Dielectrophoresis trapping
The electroactive microwell is a cell-sized well containing transparent indium tin oxide (ITO) electrodes at the bottom to actively trap single cells using dielectrophoresis (DEP). Since the electric field was highly localized inside of the microwells, a single cell was efficiently attracted into a microwell and a second cell was prevented from entering the microwell due to space restrictions and exposure to Stokes’ drag. The present EMA chip had a large number of microwells, with 5,700 wells covering a 15 mm by 3.8 mm area for high cell-trapping capacity. This constitutes three times more microwells compared to a previous version37. The number of microwells in the stream wise direction was increased to efficiently capture the cells that entered from the acoustic chip. A merged image of the whole array is shown in the Supplementary Material S2.
To trap single cells in the microwell array, the DEP force acting on a cell should be balanced to or larger than the Stokes’ drag force induced by the bulk flow used for cell delivery. The trapping efficiency’s (a percentage ratio of the number of trapped cells to the number of cells passing over the microwell array) dependence on the flow rate was evaluated. Dilute DU145 cells, and peripheral blood mononuclear cells (PBMCs) were introduced into the EMA chip and trapped into the microwells by applying an electrical potential of 5 V at 5 MHz with varying flow rates of 2, 4, 8, and 16 μL/min. After a specific time, the number of trapped cells were counted and compared to the cells that were not trapped to calculate the cell trapping efficiency (Fig. 3). A higher flow rate, gives a lower cell trapping efficiency since the stronger drag force does not allow the cells to spend sufficient time in the trapping region for the DEP force to overcome the drag force. Cells initially trapped were also seen to be pulled away in some cases due to a strong drag force.
Hence, an appropriate flow rate was highly required for the efficient single cell trapping. This should not exceed 4 μL/min to ensure optimal trapping conditions. It can be noted that the cells that did not trap were the smaller cells, which is in agreement with the fact that the dielectrophoretic migration velocity is proportional to the square of the diameter of cell39. In the tumor cell separation experiments these smaller cells will not enter into the trapping zone as they will be separated into the waste outlet in the acoustic chip. This implies that the trapping efficiency of the separated cells could be expected to be even higher.

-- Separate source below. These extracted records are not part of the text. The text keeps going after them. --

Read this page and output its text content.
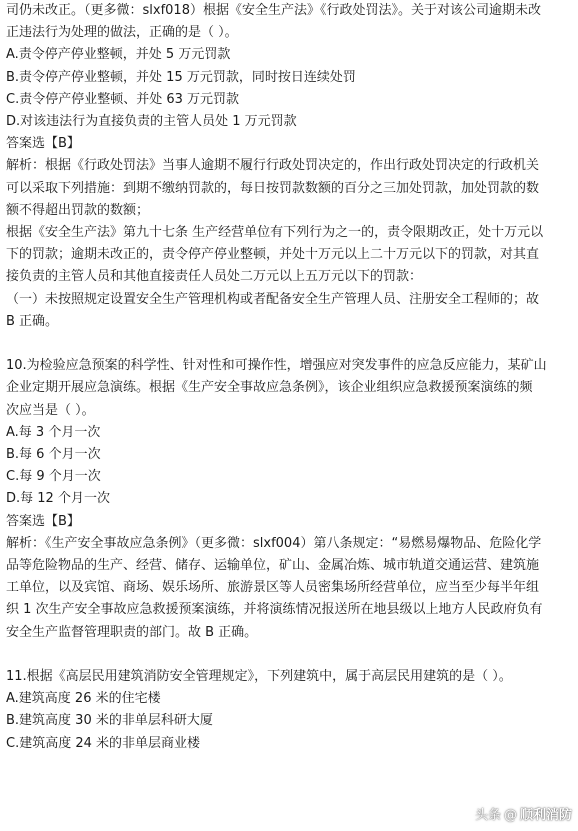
司仍未改正。（更多微：slxf018）根据《安全生产法》《行政处罚法》。关于对该公司逾期未改
正违法行为处理的做法，正确的是（ ）。
A.责令停产停业整顿，并处 5 万元罚款
B.责令停产停业整顿，并处 15 万元罚款，同时按日连续处罚
C.责令停产停业整顿、并处 63 万元罚款
D.对该违法行为直接负责的主管人员处 1 万元罚款
答案选【B】
解析：根据《行政处罚法》当事人逾期不履行行政处罚决定的，作出行政处罚决定的行政机关
可以采取下列措施：到期不缴纳罚款的，每日按罚款数额的百分之三加处罚款，加处罚款的数
额不得超出罚款的数额；
根据《安全生产法》第九十七条 生产经营单位有下列行为之一的，责令限期改正，处十万元以
下的罚款；逾期未改正的，责令停产停业整顿，并处十万元以上二十万元以下的罚款，对其直
接负责的主管人员和其他直接责任人员处二万元以上五万元以下的罚款：
（一）未按照规定设置安全生产管理机构或者配备安全生产管理人员、注册安全工程师的；故
B 正确。
10.为检验应急预案的科学性、针对性和可操作性，增强应对突发事件的应急反应能力，某矿山
企业定期开展应急演练。根据《生产安全事故应急条例》，该企业组织应急救援预案演练的频
次应当是（ ）。
A.每 3 个月一次
B.每 6 个月一次
C.每 9 个月一次
D.每 12 个月一次
答案选【B】
解析：《生产安全事故应急条例》（更多微：slxf004）第八条规定：“易燃易爆物品、危险化学
品等危险物品的生产、经营、储存、运输单位，矿山、金属冶炼、城市轨道交通运营、建筑施
工单位，以及宾馆、商场、娱乐场所、旅游景区等人员密集场所经营单位，应当至少每半年组
织 1 次生产安全事故应急救援预案演练，并将演练情况报送所在地县级以上地方人民政府负有
安全生产监督管理职责的部门。故 B 正确。
11.根据《高层民用建筑消防安全管理规定》，下列建筑中，属于高层民用建筑的是（ ）。
A.建筑高度 26 米的住宅楼
B.建筑高度 30 米的非单层科研大厦
C.建筑高度 24 米的非单层商业楼
头条 @ 顺利消防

Integrated device performance characterization with dilute live cell sample
The two acousto- and dielectrophoresis chips were integrated by permanently bonding the glass side of the acoustophoresis chip directly to the PDMS of the dielectrophoresis chip, aligning the target cell outlet of the acoustophoresis chip with the inlet of the EMA chip. The cell concentration of whole blood is too high to be processed in a force field based separation method without compromising the separation efficiency since hydrodynamic interactions between the cells would result in target cells pulling unwanted cells into the target cell outlet. Therefore, the combined acoustic separation and DEP trapping system was evaluated on a mixture of tumor cells and peripheral blood mononuclear cells (PBMCs). To be able to characterize the integrated device without immediately filling up the whole trapping array with cells, a highly dilute sample was used with a mixture of viable cells comprised of the prostate cancer cell line DU145 and PBMCs at a concentration of approximately 1000 cells/mL. The PBMCs were obtained through density gradient centrifugation of a blood sample to efficiently deplete the red blood cells. The isolated PBMC fraction was then subsequently spiked with the cancer cells.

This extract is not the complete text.